Pendant les jours qui suivirent, Irène pensa plus d’une fois à la visite des étrangers et à la collation que tante Dorothée leur avait offerte de si bonne grâce. Elle se rappelait les détails enchanteurs de cette fameuse réception, se revoyait présentant à la ronde les fougassettes, croyait encore entendre M. Jouvenet déclarer la limonade exquise ; mais par-dessus tout c’était la voix de Nadine, cette petite voix frêle et douce, dont le souvenir la caressait, et chaque mot échangé sous les orangers avec la fillette lui suggérait mille réflexions.

« Elle m’a tutoyée, murmurait l’enfant solitaire ; oui, Nadine Jouvenet m’a dit « tu » et m’a embrassée comme si j’étais son amie depuis longtemps… et quand je lui ai demandé de l’être un peu, elle n’a pas refusé, au contraire !… Sa maman doit être bonne aussi… Que je serai contente si elle lui permet de revenir me voir !… Qui sait ce qu’en penserait Marthe ?… Elle comprendrait peut-être que ce n’est pas ma faute si la Foux-aux-Roses a fâché nos familles, et Nadine se chargerait bien de lui dire que je voudrais tant qu’elle m’aimât à son tour… »

L’esprit plein de ces réflexions, Irène n’était plus la même fillette rieuse et insouciante.

« Qu’as-tu, petite, tu ne jases pas comme d’habitude ? lui dit Mlle Lissac étonnée.
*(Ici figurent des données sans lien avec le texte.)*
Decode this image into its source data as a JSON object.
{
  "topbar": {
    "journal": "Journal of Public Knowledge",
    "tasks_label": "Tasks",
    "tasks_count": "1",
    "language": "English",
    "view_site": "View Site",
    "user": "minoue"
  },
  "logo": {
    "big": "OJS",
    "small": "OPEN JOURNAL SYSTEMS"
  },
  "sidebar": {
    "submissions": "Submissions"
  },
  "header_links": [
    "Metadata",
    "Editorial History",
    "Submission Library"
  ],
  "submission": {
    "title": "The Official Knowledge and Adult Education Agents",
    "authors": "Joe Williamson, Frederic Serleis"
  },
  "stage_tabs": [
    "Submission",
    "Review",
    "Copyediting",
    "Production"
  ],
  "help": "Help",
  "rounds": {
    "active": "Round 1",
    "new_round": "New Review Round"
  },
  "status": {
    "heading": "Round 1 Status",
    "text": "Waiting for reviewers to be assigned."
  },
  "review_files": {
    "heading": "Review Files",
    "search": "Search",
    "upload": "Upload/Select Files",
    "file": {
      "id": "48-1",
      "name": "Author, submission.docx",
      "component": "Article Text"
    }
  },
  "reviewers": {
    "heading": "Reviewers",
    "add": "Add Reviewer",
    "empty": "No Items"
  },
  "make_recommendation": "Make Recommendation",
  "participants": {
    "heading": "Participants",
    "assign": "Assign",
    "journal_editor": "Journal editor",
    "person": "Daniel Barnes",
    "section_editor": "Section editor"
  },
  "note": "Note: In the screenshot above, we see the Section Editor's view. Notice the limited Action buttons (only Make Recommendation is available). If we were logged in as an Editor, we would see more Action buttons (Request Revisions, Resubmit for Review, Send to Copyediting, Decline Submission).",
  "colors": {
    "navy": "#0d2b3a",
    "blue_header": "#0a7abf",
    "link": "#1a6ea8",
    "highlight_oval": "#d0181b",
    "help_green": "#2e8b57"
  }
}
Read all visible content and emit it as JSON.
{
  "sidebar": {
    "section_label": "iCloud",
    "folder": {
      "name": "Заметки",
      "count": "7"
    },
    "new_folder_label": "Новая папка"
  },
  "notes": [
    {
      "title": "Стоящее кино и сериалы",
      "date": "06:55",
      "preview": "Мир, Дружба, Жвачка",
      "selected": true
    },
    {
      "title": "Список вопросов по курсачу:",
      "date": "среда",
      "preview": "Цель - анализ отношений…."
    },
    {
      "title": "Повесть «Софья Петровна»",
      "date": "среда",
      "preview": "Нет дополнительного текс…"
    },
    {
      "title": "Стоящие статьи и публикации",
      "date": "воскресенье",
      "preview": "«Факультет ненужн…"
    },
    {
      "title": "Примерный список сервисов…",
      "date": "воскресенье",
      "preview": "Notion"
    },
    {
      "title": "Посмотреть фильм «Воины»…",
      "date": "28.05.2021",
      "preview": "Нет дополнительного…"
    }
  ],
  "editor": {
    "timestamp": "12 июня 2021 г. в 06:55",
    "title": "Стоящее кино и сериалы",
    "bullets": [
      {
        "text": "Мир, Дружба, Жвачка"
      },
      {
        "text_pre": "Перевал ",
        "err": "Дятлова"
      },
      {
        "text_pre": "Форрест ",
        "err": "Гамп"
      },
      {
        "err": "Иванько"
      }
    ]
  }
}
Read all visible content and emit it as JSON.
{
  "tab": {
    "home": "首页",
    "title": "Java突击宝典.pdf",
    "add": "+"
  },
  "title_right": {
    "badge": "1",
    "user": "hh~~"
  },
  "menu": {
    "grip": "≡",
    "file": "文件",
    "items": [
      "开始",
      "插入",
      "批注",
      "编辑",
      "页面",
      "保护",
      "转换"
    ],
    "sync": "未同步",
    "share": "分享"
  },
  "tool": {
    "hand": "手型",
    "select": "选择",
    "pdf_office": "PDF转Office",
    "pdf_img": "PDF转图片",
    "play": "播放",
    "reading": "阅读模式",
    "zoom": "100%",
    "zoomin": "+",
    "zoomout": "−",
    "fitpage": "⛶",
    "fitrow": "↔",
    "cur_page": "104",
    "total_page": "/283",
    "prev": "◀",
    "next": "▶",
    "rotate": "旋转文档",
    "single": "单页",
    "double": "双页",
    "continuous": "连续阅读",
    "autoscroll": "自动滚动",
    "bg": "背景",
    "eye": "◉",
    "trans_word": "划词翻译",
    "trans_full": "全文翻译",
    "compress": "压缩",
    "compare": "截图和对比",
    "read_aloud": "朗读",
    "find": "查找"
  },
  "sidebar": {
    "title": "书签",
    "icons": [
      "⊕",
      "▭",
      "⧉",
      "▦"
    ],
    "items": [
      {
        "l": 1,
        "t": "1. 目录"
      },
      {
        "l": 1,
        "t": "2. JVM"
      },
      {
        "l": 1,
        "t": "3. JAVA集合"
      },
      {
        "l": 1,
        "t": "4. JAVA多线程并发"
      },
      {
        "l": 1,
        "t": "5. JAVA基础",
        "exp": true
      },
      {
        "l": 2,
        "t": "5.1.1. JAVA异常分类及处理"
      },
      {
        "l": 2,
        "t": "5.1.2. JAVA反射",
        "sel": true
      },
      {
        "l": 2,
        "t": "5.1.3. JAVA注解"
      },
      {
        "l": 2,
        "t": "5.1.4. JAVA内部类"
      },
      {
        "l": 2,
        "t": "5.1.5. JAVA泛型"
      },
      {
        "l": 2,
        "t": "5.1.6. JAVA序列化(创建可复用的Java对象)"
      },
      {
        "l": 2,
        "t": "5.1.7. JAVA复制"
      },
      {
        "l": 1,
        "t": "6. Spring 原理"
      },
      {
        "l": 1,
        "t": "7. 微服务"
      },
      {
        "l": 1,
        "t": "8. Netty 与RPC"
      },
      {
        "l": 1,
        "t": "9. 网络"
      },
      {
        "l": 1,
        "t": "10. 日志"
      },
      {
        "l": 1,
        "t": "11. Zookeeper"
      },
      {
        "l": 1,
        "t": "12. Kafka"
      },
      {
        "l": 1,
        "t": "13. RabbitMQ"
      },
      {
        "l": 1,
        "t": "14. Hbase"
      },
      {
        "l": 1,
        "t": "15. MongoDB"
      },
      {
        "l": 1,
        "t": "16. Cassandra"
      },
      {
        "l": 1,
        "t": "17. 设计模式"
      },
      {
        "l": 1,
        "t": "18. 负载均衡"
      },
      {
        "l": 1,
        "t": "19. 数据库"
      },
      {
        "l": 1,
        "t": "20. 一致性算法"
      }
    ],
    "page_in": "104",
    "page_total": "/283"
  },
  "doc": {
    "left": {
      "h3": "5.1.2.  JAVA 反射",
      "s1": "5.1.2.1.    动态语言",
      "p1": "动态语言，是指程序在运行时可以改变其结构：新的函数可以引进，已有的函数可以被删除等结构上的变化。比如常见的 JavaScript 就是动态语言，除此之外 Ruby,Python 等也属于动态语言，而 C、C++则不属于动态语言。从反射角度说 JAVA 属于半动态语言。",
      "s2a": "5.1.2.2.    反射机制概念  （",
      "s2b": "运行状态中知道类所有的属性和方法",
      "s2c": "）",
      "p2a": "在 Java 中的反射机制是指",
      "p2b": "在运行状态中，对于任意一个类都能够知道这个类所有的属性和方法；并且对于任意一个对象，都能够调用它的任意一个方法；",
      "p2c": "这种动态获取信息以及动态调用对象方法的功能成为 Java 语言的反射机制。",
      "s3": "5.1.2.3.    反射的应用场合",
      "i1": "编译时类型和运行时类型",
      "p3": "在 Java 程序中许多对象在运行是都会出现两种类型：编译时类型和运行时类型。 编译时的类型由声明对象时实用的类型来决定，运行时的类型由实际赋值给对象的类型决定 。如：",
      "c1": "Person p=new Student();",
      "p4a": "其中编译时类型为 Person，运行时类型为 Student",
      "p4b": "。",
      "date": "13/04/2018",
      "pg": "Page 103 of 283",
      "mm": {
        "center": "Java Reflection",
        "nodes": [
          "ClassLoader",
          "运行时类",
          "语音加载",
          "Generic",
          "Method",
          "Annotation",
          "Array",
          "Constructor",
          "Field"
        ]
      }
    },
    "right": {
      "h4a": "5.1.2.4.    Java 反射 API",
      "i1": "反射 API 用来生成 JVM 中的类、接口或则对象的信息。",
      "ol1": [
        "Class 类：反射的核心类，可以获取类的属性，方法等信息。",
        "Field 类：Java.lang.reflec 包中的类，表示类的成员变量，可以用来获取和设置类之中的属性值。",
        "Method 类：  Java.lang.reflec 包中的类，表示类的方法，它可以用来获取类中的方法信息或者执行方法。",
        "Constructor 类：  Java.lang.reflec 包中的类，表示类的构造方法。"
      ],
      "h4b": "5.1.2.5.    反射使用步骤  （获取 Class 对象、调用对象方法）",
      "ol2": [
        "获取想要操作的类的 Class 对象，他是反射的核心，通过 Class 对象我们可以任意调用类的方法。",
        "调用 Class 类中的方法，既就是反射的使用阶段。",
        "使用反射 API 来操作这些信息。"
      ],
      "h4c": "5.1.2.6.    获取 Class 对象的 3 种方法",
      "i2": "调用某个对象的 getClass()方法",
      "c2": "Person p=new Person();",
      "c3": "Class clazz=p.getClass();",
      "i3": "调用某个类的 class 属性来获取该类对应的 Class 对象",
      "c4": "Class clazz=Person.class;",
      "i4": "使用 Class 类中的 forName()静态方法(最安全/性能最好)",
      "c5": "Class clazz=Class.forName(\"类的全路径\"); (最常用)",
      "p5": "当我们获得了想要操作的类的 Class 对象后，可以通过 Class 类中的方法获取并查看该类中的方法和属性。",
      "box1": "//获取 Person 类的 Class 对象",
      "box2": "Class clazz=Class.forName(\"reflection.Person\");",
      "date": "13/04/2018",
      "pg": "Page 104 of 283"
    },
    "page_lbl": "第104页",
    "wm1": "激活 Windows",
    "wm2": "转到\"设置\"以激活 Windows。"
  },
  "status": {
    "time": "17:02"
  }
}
— Je n’ai rien, tante Dor ; seulement, je pense à Nadine, et je me demande quand elle reviendra me voir.

— Revenir chez nous… cette enfant !… et pour te voir ! En vérité, tu déraisonnes, ma fille ; me crois-tu donc disposée à permettre qu’on envahisse ainsi ma maison !… et puis, te figures-tu que des enfants gâtés comme doivent l’être ceux-là trouvent beaucoup de plaisir chez nous ! Dans les villas que louent les étrangers, on donne des fêtes, c’est bien mieux leur affaire ; tandis que la nôtre est de vivre tranquilles dans notre campagne.

— Pourtant, insinua la petite fille, tu paraissais très contente de causer avec Mme Francœur, qui a tout à fait tes goûts… Tu sais, tante, elle non plus, n’aime pas les chemins de fer…

— On est toujours heureux de rencontrer des gens sensés ; mais cette dame a beau être très aimable, je ne l’ai pas invitée à revenir. Allons, assez là-dessus ; tâche de chasser ces idées-là. Je te le répète, il n’est pas probable que nos visiteurs de l’autre jour pensent encore à nous. »

Et, tournant le dos à sa nièce, Mlle Dorothée entreprit l’examen d’un plant de vignes qui commençaient à bourgeonner.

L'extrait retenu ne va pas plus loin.